Metal-oxide-semiconductors (MOS) gas sensors are widely used for detecting and measuring the concentration of various gases in different applications. Changing the electrical resistance when the MOS surface reacts with a specific gas is the basis of the operation of the gas sensor of MOS. They offer versatility in detecting various gases and fabricating them suitable for supervising energy efficiency, monitoring health and safety, and controlling hazardous emissions. However, traditional MOS sensors suffer from poor selectivity and usually require high operating temperatures. To overcome these limitations, researchers have explored strategies such as doping, bimetallic/co-doping, and composite structures with conductive polymers and 2D materials such as polyaniline (PANI), polymethyl methacrylate (PMMA), polyvinyl alcohol (PVA), reduced graphene oxide (rGO), graphitic carbon nitride (g-C₃N₄), and graphene.
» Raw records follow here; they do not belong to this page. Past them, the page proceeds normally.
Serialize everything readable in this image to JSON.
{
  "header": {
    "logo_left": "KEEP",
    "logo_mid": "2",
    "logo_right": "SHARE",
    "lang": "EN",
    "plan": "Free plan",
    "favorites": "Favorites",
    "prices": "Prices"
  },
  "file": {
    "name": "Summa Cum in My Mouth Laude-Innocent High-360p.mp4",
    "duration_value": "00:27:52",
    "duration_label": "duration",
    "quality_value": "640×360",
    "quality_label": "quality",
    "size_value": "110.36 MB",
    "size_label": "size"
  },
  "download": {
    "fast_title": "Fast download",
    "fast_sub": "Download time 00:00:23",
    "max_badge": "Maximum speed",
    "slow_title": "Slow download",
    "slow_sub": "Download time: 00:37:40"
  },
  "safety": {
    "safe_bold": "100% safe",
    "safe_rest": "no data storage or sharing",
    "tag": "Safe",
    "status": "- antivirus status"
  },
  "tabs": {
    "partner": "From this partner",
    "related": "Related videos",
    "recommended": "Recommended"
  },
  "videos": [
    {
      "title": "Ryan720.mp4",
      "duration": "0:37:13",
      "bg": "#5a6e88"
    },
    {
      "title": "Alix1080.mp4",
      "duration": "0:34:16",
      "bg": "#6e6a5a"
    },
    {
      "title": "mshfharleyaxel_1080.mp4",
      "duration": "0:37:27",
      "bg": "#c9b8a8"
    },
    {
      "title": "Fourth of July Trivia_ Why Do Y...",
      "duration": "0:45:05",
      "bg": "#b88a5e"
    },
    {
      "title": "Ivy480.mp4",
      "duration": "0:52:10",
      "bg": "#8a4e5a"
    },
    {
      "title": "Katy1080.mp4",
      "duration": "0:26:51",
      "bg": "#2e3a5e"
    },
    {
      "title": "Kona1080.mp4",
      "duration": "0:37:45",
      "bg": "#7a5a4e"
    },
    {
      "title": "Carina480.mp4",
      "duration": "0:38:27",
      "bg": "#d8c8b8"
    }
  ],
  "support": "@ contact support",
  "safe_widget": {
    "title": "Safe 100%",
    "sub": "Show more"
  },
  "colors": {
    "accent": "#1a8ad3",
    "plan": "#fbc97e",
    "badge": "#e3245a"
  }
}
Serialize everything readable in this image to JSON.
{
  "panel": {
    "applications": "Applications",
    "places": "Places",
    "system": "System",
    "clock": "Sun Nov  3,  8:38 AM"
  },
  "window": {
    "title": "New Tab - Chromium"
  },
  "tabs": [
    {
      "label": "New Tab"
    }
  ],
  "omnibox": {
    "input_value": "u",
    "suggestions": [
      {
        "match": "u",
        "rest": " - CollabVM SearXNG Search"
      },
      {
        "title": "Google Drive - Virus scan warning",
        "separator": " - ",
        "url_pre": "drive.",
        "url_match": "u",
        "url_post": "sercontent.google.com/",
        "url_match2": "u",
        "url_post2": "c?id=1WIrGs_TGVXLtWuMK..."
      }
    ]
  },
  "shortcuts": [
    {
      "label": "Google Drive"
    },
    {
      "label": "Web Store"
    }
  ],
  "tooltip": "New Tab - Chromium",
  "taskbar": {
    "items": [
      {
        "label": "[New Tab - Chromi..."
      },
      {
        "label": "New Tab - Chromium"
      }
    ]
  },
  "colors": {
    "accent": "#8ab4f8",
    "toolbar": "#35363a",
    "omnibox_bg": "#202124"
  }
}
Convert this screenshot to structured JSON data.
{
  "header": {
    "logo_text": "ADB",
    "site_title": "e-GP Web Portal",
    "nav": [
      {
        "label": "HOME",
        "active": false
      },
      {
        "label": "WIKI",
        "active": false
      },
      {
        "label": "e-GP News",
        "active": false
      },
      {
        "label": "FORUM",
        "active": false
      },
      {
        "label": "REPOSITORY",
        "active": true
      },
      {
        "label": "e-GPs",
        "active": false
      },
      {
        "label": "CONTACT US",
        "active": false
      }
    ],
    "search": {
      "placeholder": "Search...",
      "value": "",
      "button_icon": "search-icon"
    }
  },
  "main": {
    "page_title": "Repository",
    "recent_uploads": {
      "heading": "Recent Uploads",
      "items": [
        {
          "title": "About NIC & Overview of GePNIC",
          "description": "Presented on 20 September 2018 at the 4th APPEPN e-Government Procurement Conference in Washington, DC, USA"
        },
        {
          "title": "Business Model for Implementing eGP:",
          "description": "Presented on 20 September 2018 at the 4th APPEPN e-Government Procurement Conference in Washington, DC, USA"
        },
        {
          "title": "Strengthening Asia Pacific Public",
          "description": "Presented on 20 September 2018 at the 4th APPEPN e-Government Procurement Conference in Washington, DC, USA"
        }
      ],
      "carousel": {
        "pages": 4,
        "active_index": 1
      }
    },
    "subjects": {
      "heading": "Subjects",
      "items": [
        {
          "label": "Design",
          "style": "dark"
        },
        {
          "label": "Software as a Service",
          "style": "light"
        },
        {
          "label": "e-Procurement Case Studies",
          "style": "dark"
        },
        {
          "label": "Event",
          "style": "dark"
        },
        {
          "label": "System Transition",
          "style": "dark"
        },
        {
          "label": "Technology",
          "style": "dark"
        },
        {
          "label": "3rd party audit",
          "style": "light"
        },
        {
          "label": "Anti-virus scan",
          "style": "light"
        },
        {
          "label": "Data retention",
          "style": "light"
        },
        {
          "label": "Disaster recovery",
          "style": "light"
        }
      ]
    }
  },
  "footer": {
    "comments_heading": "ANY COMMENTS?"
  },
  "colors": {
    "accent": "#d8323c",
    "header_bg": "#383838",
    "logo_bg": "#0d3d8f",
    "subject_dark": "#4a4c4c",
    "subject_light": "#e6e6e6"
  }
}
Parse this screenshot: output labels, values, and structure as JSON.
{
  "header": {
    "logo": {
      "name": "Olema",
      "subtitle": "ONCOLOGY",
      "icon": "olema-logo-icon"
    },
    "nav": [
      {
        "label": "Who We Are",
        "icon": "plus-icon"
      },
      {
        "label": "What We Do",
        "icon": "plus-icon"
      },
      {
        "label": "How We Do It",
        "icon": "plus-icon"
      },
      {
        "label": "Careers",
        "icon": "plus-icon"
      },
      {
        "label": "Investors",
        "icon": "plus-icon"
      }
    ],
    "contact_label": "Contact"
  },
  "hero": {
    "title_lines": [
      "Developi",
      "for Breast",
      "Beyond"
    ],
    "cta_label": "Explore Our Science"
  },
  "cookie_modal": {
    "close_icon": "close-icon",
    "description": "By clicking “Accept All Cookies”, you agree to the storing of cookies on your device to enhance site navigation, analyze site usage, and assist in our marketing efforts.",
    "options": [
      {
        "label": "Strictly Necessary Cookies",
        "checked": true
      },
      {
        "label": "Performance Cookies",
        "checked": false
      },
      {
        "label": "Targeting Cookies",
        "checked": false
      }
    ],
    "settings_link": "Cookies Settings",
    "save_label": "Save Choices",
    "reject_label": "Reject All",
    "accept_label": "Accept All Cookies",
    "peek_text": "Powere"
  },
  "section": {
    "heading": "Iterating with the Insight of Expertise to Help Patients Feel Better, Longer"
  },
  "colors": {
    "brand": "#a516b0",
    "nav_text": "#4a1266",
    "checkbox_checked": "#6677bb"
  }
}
Among the 2D materials, g-C₃N₄ stands out due to its distinct characteristics, including chemical stability, porosity structure, abundance, lack of toxicity, and numerous surface defects. The exfoliated structure and surface defects of g-C₃N₄ provide active sites for adsorbing atmospheric oxygen and facilitating reactions with specific gas molecules. This review introduces MOS gas sensors, covering their fabrication methods and electrical measurements. It then attentions on the properties of g-C₃N₄, synthesis methods, and its potential for composition with the MOS. The review highlights the enhanced gas sensing performance achieved by MOS/g-C₃N₄ nanocomposites to detect different gases.